I also knows that, at least for me (and for Jessica Fechtor as well), cooking is a great vehicle for healing. Somehow, I felt better for that catastrophically gooey pound cake. I could set aside the recipe, the planning, the blog calendar and just spend some time taking care of me, my husband, my other pets. Holding those little wakes that we do for pets who have passed – remembering all the good times. In Grace’s case, the good times included dunking her favorite toy in the water dish when she was a kitten, getting super excited about Salmon Temptations, and spending lots of time at night snuggled up to my hair and kneading it.
This weekend, I tried again. It’s a different week. I’m better rested. The other cats are filling in the spaces Grace left behind. The Blood Orange Vanilla Bean Pound Cake is a different recipe (no Greek yogurt – that was just a bad idea – and this time I added salt – that might have made a difference). I’m a little more healed around the edges. So while I have mixed feelings about the book Stir I think it’s only because I’m sometimes not so thrilled by trauma and healing and all the work it entails. I hate being reminded of what hard work it is to heal, but then again, maybe I needed to be reminded.
Ingredients
- ¾ cup softened unsalted butter
- ½ cup white sugar
- ¼ cup brown sugar
- 3 eggs
- ¾ cup milk
- 1 teaspoon vanilla extract
- Seeds scraped out of a vanilla bean pod
- 1 ¾ cup all-purpose unbleached flour
- 1 teaspoon baking soda
- ½ teaspoon salt
- Zest from a blood orange
- 2 tablespoons blood orange marmalade (or regular marmalade)
Instructions
- Preheat the oven to 300 degrees. Butter a bread pan and set aside.

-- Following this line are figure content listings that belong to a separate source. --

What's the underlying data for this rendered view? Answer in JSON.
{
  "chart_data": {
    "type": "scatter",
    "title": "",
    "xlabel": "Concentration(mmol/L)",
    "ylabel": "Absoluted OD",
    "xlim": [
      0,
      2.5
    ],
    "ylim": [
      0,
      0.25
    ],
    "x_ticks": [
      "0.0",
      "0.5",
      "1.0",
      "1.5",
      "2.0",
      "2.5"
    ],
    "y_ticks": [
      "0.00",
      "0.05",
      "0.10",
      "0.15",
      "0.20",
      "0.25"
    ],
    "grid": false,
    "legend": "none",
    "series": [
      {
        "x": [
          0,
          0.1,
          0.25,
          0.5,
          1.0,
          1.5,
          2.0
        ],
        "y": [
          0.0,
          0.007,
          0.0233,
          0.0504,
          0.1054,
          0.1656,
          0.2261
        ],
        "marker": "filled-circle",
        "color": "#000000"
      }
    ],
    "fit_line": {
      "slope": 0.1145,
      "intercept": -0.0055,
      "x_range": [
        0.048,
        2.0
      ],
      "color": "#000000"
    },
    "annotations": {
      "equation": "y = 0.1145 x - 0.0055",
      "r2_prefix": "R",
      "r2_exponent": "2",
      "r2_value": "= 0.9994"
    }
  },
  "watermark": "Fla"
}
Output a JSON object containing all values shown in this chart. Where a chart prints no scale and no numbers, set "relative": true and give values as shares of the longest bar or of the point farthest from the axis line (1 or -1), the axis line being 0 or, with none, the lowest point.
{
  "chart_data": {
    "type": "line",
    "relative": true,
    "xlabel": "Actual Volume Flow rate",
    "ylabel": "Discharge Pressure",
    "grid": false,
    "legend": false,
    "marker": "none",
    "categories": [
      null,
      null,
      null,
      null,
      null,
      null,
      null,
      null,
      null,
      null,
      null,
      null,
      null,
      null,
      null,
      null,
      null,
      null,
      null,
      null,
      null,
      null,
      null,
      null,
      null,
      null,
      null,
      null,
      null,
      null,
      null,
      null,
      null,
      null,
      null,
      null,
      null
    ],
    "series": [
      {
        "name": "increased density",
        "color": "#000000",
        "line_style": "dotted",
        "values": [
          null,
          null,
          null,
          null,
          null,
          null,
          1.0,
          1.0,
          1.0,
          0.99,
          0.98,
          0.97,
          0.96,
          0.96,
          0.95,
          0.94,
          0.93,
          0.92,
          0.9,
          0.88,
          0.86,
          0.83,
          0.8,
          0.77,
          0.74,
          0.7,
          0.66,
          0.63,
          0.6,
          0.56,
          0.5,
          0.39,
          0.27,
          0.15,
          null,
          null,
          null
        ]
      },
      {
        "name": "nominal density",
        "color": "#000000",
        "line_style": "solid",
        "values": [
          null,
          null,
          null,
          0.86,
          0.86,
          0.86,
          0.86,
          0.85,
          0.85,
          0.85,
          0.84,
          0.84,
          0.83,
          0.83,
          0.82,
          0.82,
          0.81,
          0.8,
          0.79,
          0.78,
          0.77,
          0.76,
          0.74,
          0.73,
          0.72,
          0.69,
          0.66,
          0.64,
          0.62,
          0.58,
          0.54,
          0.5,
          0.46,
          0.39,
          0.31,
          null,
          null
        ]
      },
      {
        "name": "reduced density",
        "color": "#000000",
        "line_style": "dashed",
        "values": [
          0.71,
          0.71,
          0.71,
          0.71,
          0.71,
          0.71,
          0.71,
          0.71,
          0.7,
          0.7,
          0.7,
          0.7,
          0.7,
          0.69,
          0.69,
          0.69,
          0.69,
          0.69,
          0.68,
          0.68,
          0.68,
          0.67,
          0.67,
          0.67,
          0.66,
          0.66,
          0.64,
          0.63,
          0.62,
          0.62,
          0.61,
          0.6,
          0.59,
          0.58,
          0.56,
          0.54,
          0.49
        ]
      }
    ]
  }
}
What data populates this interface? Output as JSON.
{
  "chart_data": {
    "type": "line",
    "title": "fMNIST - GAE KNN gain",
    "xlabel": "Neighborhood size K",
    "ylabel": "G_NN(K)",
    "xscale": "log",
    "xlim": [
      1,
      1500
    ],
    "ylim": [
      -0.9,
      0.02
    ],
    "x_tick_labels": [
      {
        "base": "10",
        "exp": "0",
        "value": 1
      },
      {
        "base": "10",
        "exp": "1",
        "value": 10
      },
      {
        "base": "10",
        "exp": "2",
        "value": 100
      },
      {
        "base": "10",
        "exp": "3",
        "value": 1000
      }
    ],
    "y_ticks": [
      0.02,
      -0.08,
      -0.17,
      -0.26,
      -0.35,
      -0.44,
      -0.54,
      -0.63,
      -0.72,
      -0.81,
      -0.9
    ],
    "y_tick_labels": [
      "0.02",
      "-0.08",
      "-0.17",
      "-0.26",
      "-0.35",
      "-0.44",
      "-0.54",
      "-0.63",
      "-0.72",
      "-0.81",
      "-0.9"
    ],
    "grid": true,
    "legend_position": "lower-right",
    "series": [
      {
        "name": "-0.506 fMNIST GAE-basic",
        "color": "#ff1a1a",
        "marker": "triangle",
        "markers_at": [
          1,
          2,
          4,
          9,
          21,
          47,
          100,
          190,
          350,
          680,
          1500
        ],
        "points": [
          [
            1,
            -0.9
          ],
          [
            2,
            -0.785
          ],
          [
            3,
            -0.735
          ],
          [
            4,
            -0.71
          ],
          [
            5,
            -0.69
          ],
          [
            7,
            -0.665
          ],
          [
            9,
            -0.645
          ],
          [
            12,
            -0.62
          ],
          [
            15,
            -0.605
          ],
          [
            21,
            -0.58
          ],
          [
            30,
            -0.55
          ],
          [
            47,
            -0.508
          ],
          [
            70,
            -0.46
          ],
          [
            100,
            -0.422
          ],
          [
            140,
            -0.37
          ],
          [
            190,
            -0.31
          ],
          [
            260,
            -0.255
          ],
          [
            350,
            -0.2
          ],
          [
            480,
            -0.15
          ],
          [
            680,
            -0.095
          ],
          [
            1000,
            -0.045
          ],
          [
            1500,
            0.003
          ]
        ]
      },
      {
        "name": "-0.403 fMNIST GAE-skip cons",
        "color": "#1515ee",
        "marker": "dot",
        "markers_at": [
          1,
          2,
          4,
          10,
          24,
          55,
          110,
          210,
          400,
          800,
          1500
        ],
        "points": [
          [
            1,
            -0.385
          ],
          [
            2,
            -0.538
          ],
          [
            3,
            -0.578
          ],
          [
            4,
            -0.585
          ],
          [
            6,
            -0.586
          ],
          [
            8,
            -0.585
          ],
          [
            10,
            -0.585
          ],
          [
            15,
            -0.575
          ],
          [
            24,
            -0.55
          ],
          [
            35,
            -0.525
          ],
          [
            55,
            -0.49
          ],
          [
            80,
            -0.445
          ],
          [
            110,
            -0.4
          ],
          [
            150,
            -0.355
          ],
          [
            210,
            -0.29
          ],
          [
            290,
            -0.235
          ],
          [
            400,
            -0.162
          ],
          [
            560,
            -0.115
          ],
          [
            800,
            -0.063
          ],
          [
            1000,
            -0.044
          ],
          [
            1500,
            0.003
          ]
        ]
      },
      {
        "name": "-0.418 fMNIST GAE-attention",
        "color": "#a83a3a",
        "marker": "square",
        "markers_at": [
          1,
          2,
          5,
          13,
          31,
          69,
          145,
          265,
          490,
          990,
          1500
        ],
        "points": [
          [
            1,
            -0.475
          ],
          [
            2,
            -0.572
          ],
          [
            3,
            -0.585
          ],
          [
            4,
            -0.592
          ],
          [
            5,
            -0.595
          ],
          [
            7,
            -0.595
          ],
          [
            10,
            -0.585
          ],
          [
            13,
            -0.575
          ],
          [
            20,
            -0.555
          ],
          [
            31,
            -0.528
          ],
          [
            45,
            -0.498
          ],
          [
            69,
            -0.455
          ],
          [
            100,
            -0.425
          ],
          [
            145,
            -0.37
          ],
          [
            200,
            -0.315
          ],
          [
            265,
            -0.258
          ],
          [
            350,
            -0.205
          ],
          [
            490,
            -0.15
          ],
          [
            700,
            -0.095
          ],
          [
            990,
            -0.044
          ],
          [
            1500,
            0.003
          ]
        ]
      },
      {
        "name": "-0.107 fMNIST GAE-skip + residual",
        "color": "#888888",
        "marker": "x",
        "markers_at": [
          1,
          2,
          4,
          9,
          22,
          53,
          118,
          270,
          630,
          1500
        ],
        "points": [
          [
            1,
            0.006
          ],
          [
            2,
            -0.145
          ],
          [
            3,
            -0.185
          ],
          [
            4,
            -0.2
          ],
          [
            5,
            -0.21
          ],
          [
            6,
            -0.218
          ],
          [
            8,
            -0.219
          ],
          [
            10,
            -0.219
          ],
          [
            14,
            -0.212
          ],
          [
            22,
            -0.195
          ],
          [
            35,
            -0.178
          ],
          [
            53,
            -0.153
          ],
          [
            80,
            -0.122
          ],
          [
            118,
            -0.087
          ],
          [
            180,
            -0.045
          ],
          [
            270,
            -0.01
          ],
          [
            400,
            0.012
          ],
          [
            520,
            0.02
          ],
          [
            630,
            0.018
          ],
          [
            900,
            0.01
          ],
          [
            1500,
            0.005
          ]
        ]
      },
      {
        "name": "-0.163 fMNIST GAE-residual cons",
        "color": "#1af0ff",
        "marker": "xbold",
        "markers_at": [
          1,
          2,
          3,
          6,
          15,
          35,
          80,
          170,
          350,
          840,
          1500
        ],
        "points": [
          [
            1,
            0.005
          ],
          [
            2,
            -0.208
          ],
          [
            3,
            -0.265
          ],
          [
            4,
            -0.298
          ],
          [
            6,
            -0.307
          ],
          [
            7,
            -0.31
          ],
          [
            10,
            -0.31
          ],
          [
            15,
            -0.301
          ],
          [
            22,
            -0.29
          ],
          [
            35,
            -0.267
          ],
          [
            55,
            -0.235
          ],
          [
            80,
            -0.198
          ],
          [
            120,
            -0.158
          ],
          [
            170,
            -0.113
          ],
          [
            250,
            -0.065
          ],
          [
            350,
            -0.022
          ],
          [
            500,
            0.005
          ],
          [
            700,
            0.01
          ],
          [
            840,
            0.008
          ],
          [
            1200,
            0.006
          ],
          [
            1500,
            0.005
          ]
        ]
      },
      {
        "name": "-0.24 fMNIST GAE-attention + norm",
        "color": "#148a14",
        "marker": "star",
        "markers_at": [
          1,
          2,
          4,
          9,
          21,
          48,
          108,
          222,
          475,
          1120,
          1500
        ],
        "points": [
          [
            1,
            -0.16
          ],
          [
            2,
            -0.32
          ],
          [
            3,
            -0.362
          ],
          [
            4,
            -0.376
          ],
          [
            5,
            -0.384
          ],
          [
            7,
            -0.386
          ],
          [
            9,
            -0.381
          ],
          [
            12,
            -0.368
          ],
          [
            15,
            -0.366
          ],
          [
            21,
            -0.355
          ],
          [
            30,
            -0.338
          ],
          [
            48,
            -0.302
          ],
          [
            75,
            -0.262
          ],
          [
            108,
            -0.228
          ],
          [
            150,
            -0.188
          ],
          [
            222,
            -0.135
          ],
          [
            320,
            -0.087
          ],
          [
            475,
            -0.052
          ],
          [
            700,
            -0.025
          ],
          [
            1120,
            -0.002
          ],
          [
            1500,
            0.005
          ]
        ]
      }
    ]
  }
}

- Cream the butter and sugars in a medium sized bowl. Add the eggs one at a time and mix until they are incorporated. Add the milk, vanilla extract, and vanilla beans and mix. Add the flour, baking soda, salt and zest and mix until all the dry ingredients are incorporated.
- Pour half of the mixture into the prepared bread pan. Dollop the blood orange marmalade in a line down the middle of the mixture in the pan. Top with the rest of the mixture.
- Bake for an hour or until a skewer or knife inserted in the middle comes out clean. Cool completely and remove from the pan. Enjoy!